Cannes Lions 2012 (c) adweek.com

Der für Austria Solar von der Agentur Serviceplan designte Jahresbericht 2011 wurde in Cannes mit drei Löwen – Gold, Silber und Bronze - ausgezeichnet. Die Preise wurden in den Kategorien Direct  und Promo&Activation vergeben.

Dies sind nicht die ersten Preise, die Austria Solar und Serviceplan für den solaren Jahresbericht erhielten. Der Bericht hat bisher 12 x Gold, 3 x Silber und 2 x Bronze bei den wichtigsten internationalen Werbepreisen gewonnen.  Doch der  Goldene Löwe von Cannes ist der Oscar der Kreativen, die höchste Auszeichnung die es weltweit gibt. Ich freue mich darüber, dass die mutige Entscheidung, den Geschäftsbericht so gestalten zu lassen, derart belohnt wurde!

Roger Hackstock, Geschäftsführer von Austria Solar mit dem Jahresbericht (c) Laurent Mekul

Was ist so besonders an dem Jahresbericht?
Schlägt man ihn in einem Raum bei Kunstlicht auf, sind nur weiße Seiten zu sehen.
Fallen jedoch direkte Sonnenstrahlen auf das Papier, erscheinen Texte und Grafiken.

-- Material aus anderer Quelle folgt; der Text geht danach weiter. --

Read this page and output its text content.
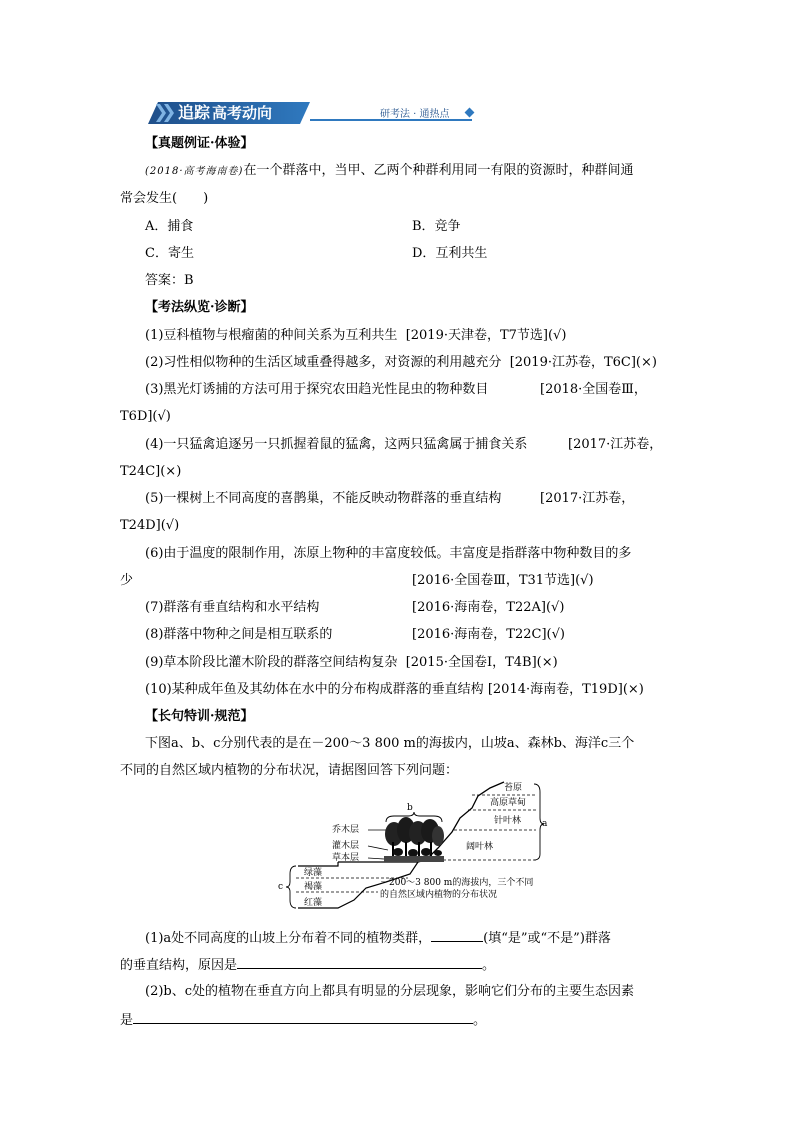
追踪 高考动向	研考法 · 通热点
【真题例证·体验】
(2018·高考海南卷)在一个群落中，当甲、乙两个种群利用同一有限的资源时，种群间通
常会发生(　　)
A．捕食	B．竞争
C．寄生	D．互利共生
答案：B
【考法纵览·诊断】
(1)豆科植物与根瘤菌的种间关系为互利共生 [2019·天津卷，T7节选](√)
(2)习性相似物种的生活区域重叠得越多，对资源的利用越充分 [2019·江苏卷，T6C](×)
(3)黑光灯诱捕的方法可用于探究农田趋光性昆虫的物种数目	[2018·全国卷Ⅲ，
T6D](√)
(4)一只猛禽追逐另一只抓握着鼠的猛禽，这两只猛禽属于捕食关系	[2017·江苏卷，
T24C](×)
(5)一棵树上不同高度的喜鹊巢，不能反映动物群落的垂直结构	[2017·江苏卷，
T24D](√)
(6)由于温度的限制作用，冻原上物种的丰富度较低。丰富度是指群落中物种数目的多
少	[2016·全国卷Ⅲ，T31节选](√)
(7)群落有垂直结构和水平结构	[2016·海南卷，T22A](√)
(8)群落中物种之间是相互联系的	[2016·海南卷，T22C](√)
(9)草本阶段比灌木阶段的群落空间结构复杂 [2015·全国卷Ⅰ，T4B](×)
(10)某种成年鱼及其幼体在水中的分布构成群落的垂直结构 [2014·海南卷，T19D](×)
【长句特训·规范】
下图a、b、c分别代表的是在－200～3 800 m的海拔内，山坡a、森林b、海洋c三个
不同的自然区域内植物的分布状况，请据图回答下列问题：
b
a
c
乔木层
灌木层
草本层
苔原
高原草甸
针叶林
阔叶林
绿藻
褐藻
红藻
－200～3 800 m的海拔内，三个不同
的自然区域内植物的分布状况
(1)a处不同高度的山坡上分布着不同的植物类群，	(填“是”或“不是”)群落
的垂直结构，原因是	。
(2)b、c处的植物在垂直方向上都具有明显的分层现象，影响它们分布的主要生态因素
是	。
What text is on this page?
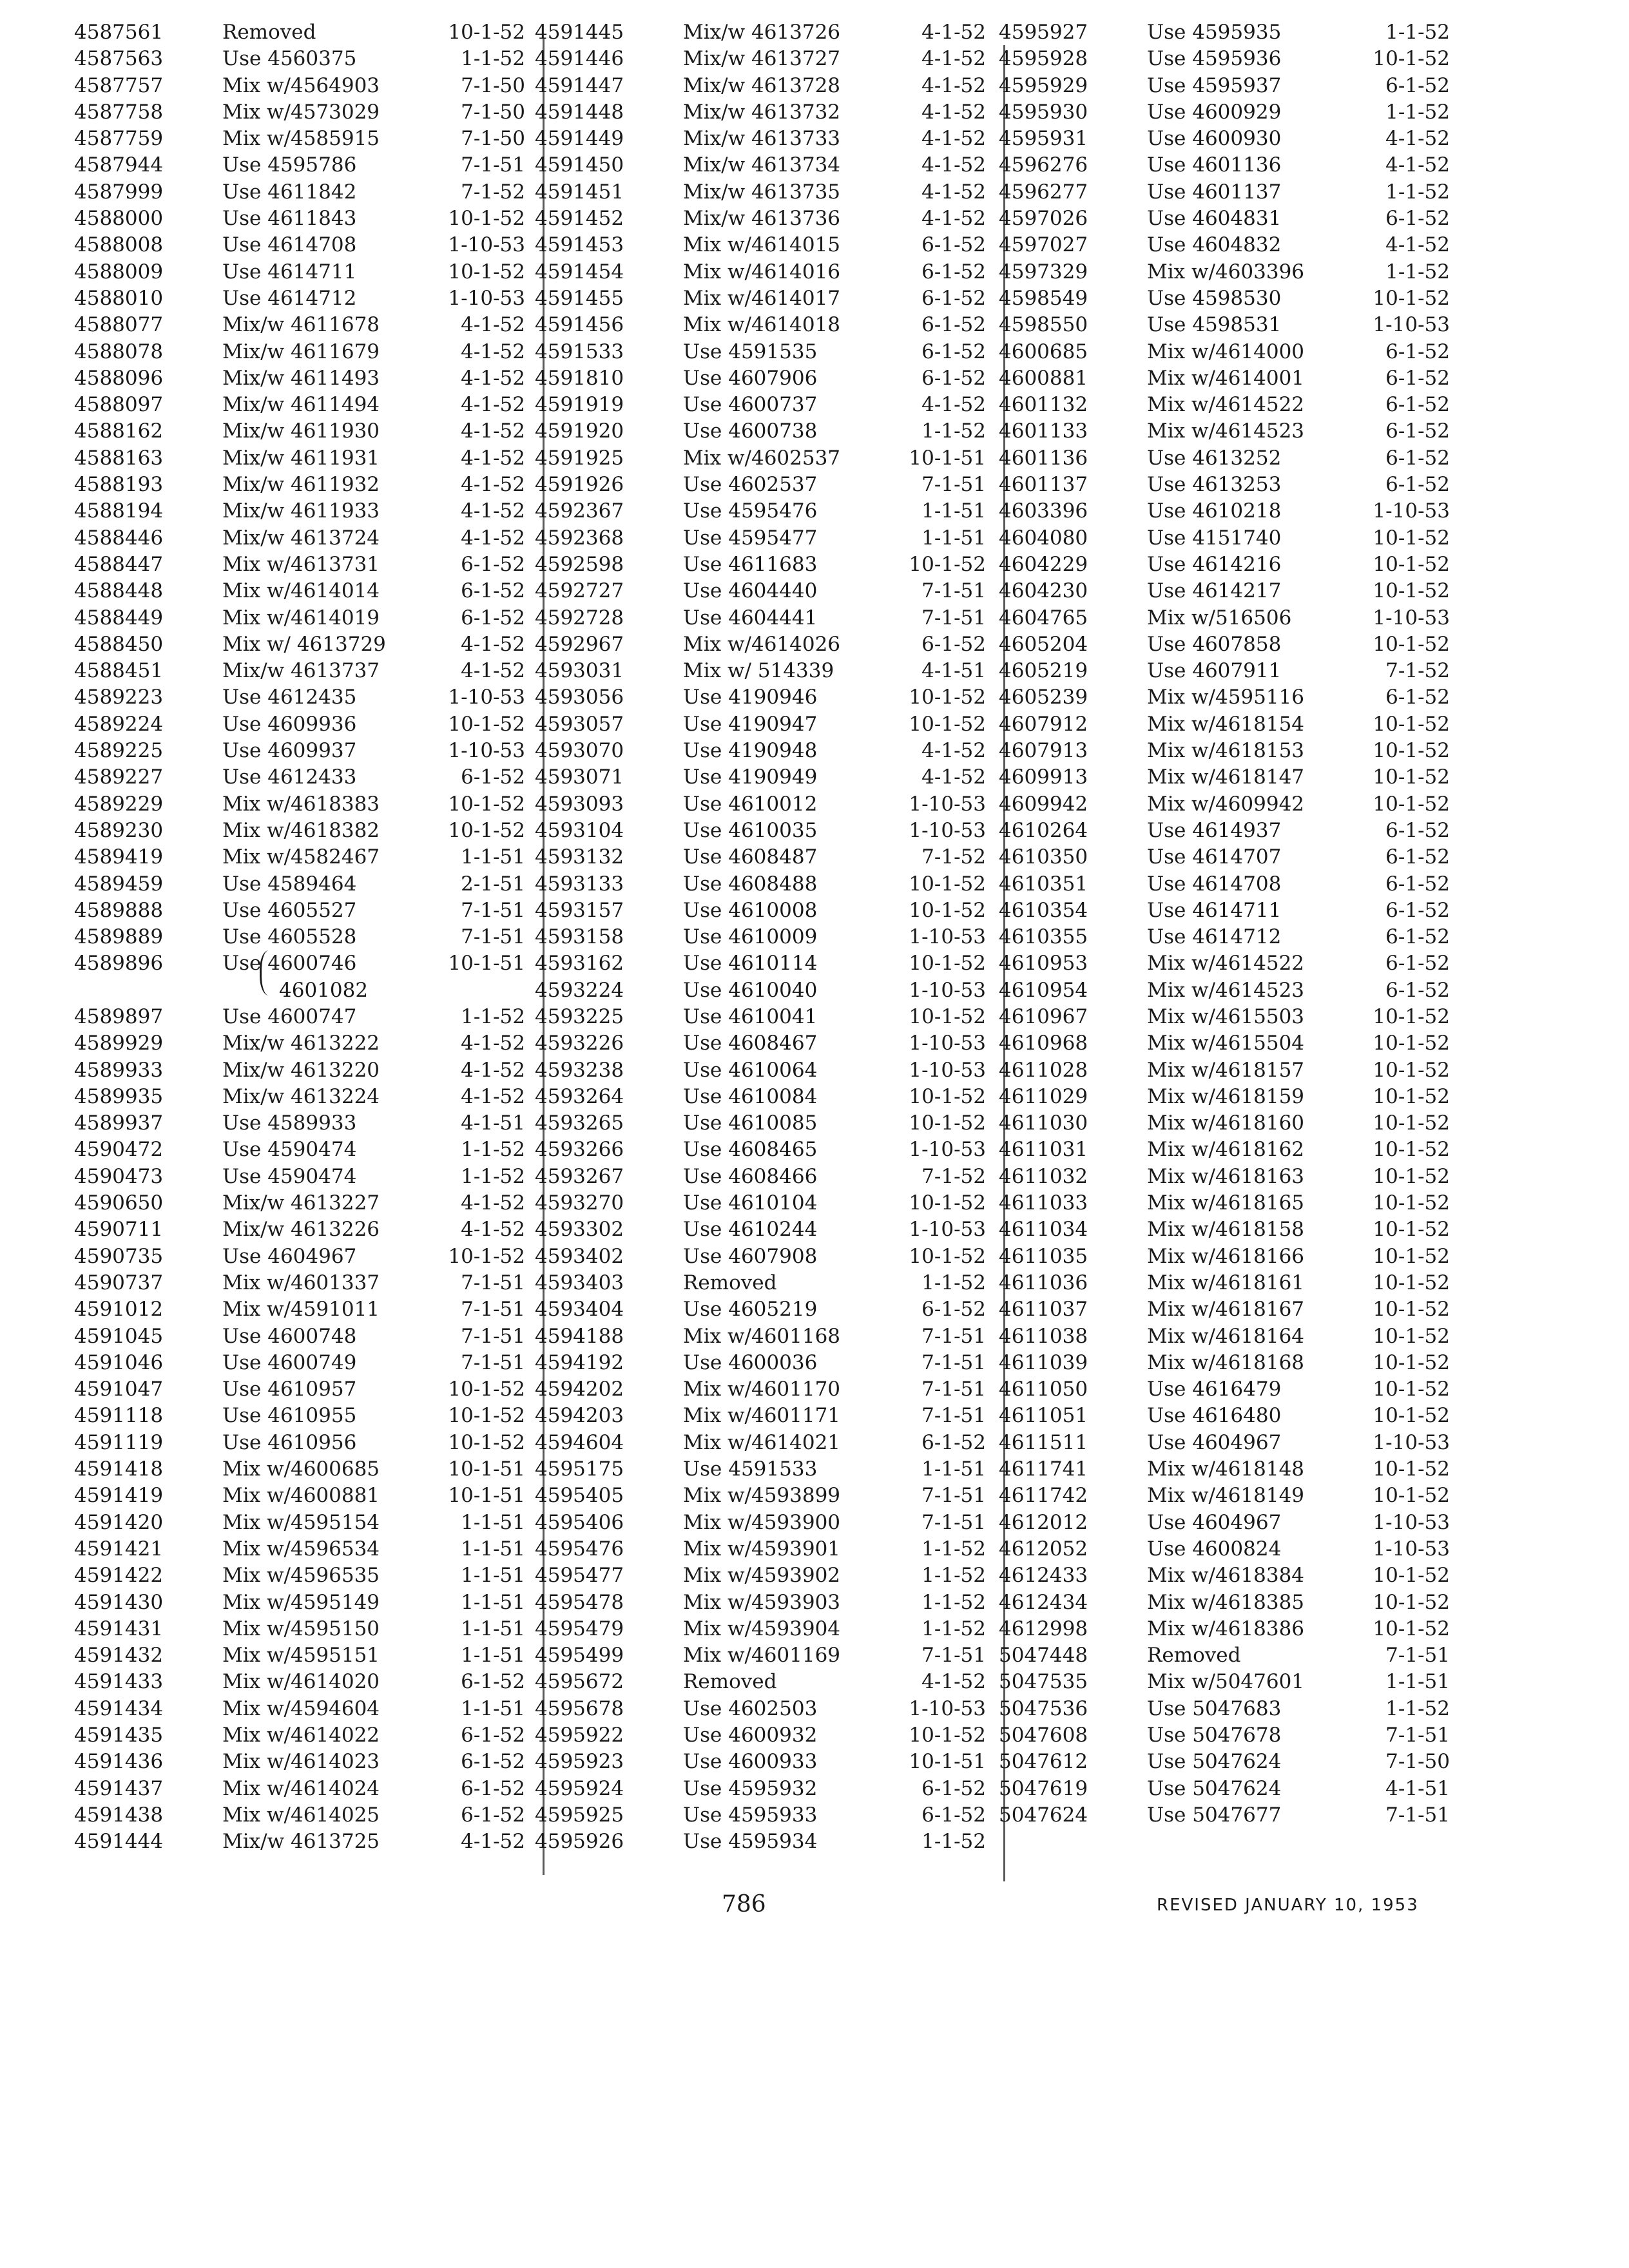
4587561	Removed	10-1-52
4587563	Use 4560375	1-1-52
4587757	Mix w/4564903	7-1-50
4587758	Mix w/4573029	7-1-50
4587759	Mix w/4585915	7-1-50
4587944	Use 4595786	7-1-51
4587999	Use 4611842	7-1-52
4588000	Use 4611843	10-1-52
4588008	Use 4614708	1-10-53
4588009	Use 4614711	10-1-52
4588010	Use 4614712	1-10-53
4588077	Mix/w 4611678	4-1-52
4588078	Mix/w 4611679	4-1-52
4588096	Mix/w 4611493	4-1-52
4588097	Mix/w 4611494	4-1-52
4588162	Mix/w 4611930	4-1-52
4588163	Mix/w 4611931	4-1-52
4588193	Mix/w 4611932	4-1-52
4588194	Mix/w 4611933	4-1-52
4588446	Mix/w 4613724	4-1-52
4588447	Mix w/4613731	6-1-52
4588448	Mix w/4614014	6-1-52
4588449	Mix w/4614019	6-1-52
4588450	Mix w/ 4613729	4-1-52
4588451	Mix/w 4613737	4-1-52
4589223	Use 4612435	1-10-53
4589224	Use 4609936	10-1-52
4589225	Use 4609937	1-10-53
4589227	Use 4612433	6-1-52
4589229	Mix w/4618383	10-1-52
4589230	Mix w/4618382	10-1-52
4589419	Mix w/4582467	1-1-51
4589459	Use 4589464	2-1-51
4589888	Use 4605527	7-1-51
4589889	Use 4605528	7-1-51
4589896	Use 4600746	10-1-51
4601082
4589897	Use 4600747	1-1-52
4589929	Mix/w 4613222	4-1-52
4589933	Mix/w 4613220	4-1-52
4589935	Mix/w 4613224	4-1-52
4589937	Use 4589933	4-1-51
4590472	Use 4590474	1-1-52
4590473	Use 4590474	1-1-52
4590650	Mix/w 4613227	4-1-52
4590711	Mix/w 4613226	4-1-52
4590735	Use 4604967	10-1-52
4590737	Mix w/4601337	7-1-51
4591012	Mix w/4591011	7-1-51
4591045	Use 4600748	7-1-51
4591046	Use 4600749	7-1-51
4591047	Use 4610957	10-1-52
4591118	Use 4610955	10-1-52
4591119	Use 4610956	10-1-52
4591418	Mix w/4600685	10-1-51
4591419	Mix w/4600881	10-1-51
4591420	Mix w/4595154	1-1-51
4591421	Mix w/4596534	1-1-51
4591422	Mix w/4596535	1-1-51
4591430	Mix w/4595149	1-1-51
4591431	Mix w/4595150	1-1-51
4591432	Mix w/4595151	1-1-51
4591433	Mix w/4614020	6-1-52
4591434	Mix w/4594604	1-1-51
4591435	Mix w/4614022	6-1-52
4591436	Mix w/4614023	6-1-52
4591437	Mix w/4614024	6-1-52
4591438	Mix w/4614025	6-1-52
4591444	Mix/w 4613725	4-1-52
4591445	Mix/w 4613726	4-1-52
4591446	Mix/w 4613727	4-1-52
4591447	Mix/w 4613728	4-1-52
4591448	Mix/w 4613732	4-1-52
4591449	Mix/w 4613733	4-1-52
4591450	Mix/w 4613734	4-1-52
4591451	Mix/w 4613735	4-1-52
4591452	Mix/w 4613736	4-1-52
4591453	Mix w/4614015	6-1-52
4591454	Mix w/4614016	6-1-52
4591455	Mix w/4614017	6-1-52
4591456	Mix w/4614018	6-1-52
4591533	Use 4591535	6-1-52
4591810	Use 4607906	6-1-52
4591919	Use 4600737	4-1-52
4591920	Use 4600738	1-1-52
4591925	Mix w/4602537	10-1-51
4591926	Use 4602537	7-1-51
4592367	Use 4595476	1-1-51
4592368	Use 4595477	1-1-51
4592598	Use 4611683	10-1-52
4592727	Use 4604440	7-1-51
4592728	Use 4604441	7-1-51
4592967	Mix w/4614026	6-1-52
4593031	Mix w/ 514339	4-1-51
4593056	Use 4190946	10-1-52
4593057	Use 4190947	10-1-52
4593070	Use 4190948	4-1-52
4593071	Use 4190949	4-1-52
4593093	Use 4610012	1-10-53
4593104	Use 4610035	1-10-53
4593132	Use 4608487	7-1-52
4593133	Use 4608488	10-1-52
4593157	Use 4610008	10-1-52
4593158	Use 4610009	1-10-53
4593162	Use 4610114	10-1-52
4593224	Use 4610040	1-10-53
4593225	Use 4610041	10-1-52
4593226	Use 4608467	1-10-53
4593238	Use 4610064	1-10-53
4593264	Use 4610084	10-1-52
4593265	Use 4610085	10-1-52
4593266	Use 4608465	1-10-53
4593267	Use 4608466	7-1-52
4593270	Use 4610104	10-1-52
4593302	Use 4610244	1-10-53
4593402	Use 4607908	10-1-52
4593403	Removed	1-1-52
4593404	Use 4605219	6-1-52
4594188	Mix w/4601168	7-1-51
4594192	Use 4600036	7-1-51
4594202	Mix w/4601170	7-1-51
4594203	Mix w/4601171	7-1-51
4594604	Mix w/4614021	6-1-52
4595175	Use 4591533	1-1-51
4595405	Mix w/4593899	7-1-51
4595406	Mix w/4593900	7-1-51
4595476	Mix w/4593901	1-1-52
4595477	Mix w/4593902	1-1-52
4595478	Mix w/4593903	1-1-52
4595479	Mix w/4593904	1-1-52
4595499	Mix w/4601169	7-1-51
4595672	Removed	4-1-52
4595678	Use 4602503	1-10-53
4595922	Use 4600932	10-1-52
4595923	Use 4600933	10-1-51
4595924	Use 4595932	6-1-52
4595925	Use 4595933	6-1-52
4595926	Use 4595934	1-1-52
4595927	Use 4595935	1-1-52
4595928	Use 4595936	10-1-52
4595929	Use 4595937	6-1-52
4595930	Use 4600929	1-1-52
4595931	Use 4600930	4-1-52
4596276	Use 4601136	4-1-52
4596277	Use 4601137	1-1-52
4597026	Use 4604831	6-1-52
4597027	Use 4604832	4-1-52
4597329	Mix w/4603396	1-1-52
4598549	Use 4598530	10-1-52
4598550	Use 4598531	1-10-53
4600685	Mix w/4614000	6-1-52
4600881	Mix w/4614001	6-1-52
4601132	Mix w/4614522	6-1-52
4601133	Mix w/4614523	6-1-52
4601136	Use 4613252	6-1-52
4601137	Use 4613253	6-1-52
4603396	Use 4610218	1-10-53
4604080	Use 4151740	10-1-52
4604229	Use 4614216	10-1-52
4604230	Use 4614217	10-1-52
4604765	Mix w/516506	1-10-53
4605204	Use 4607858	10-1-52
4605219	Use 4607911	7-1-52
4605239	Mix w/4595116	6-1-52
4607912	Mix w/4618154	10-1-52
4607913	Mix w/4618153	10-1-52
4609913	Mix w/4618147	10-1-52
4609942	Mix w/4609942	10-1-52
4610264	Use 4614937	6-1-52
4610350	Use 4614707	6-1-52
4610351	Use 4614708	6-1-52
4610354	Use 4614711	6-1-52
4610355	Use 4614712	6-1-52
4610953	Mix w/4614522	6-1-52
4610954	Mix w/4614523	6-1-52
4610967	Mix w/4615503	10-1-52
4610968	Mix w/4615504	10-1-52
4611028	Mix w/4618157	10-1-52
4611029	Mix w/4618159	10-1-52
4611030	Mix w/4618160	10-1-52
4611031	Mix w/4618162	10-1-52
4611032	Mix w/4618163	10-1-52
4611033	Mix w/4618165	10-1-52
4611034	Mix w/4618158	10-1-52
4611035	Mix w/4618166	10-1-52
4611036	Mix w/4618161	10-1-52
4611037	Mix w/4618167	10-1-52
4611038	Mix w/4618164	10-1-52
4611039	Mix w/4618168	10-1-52
4611050	Use 4616479	10-1-52
4611051	Use 4616480	10-1-52
4611511	Use 4604967	1-10-53
4611741	Mix w/4618148	10-1-52
4611742	Mix w/4618149	10-1-52
4612012	Use 4604967	1-10-53
4612052	Use 4600824	1-10-53
4612433	Mix w/4618384	10-1-52
4612434	Mix w/4618385	10-1-52
4612998	Mix w/4618386	10-1-52
5047448	Removed	7-1-51
5047535	Mix w/5047601	1-1-51
5047536	Use 5047683	1-1-52
5047608	Use 5047678	7-1-51
5047612	Use 5047624	7-1-50
5047619	Use 5047624	4-1-51
5047624	Use 5047677	7-1-51
786	REVISED JANUARY 10, 1953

Erst die Sonne bringt die Leistungen von Austria Solar im Jahr 2011 zum Vorschein. Passender kann ein Jahresbericht für den Verband der Solarwärme-Unternehmen Österreichs nicht gestaltet sein!

Hier das VIDEO, wie der wundersame sonnengesteuerte Bericht aussieht und funktioniert!

Somit möchte ich sagen: Cannes hat nach Peter Hanekes Erfolg als Regisseur und diesem Erfolg einer österreichischen Organisation heuer  die Österreicher in Gold aufgewogen!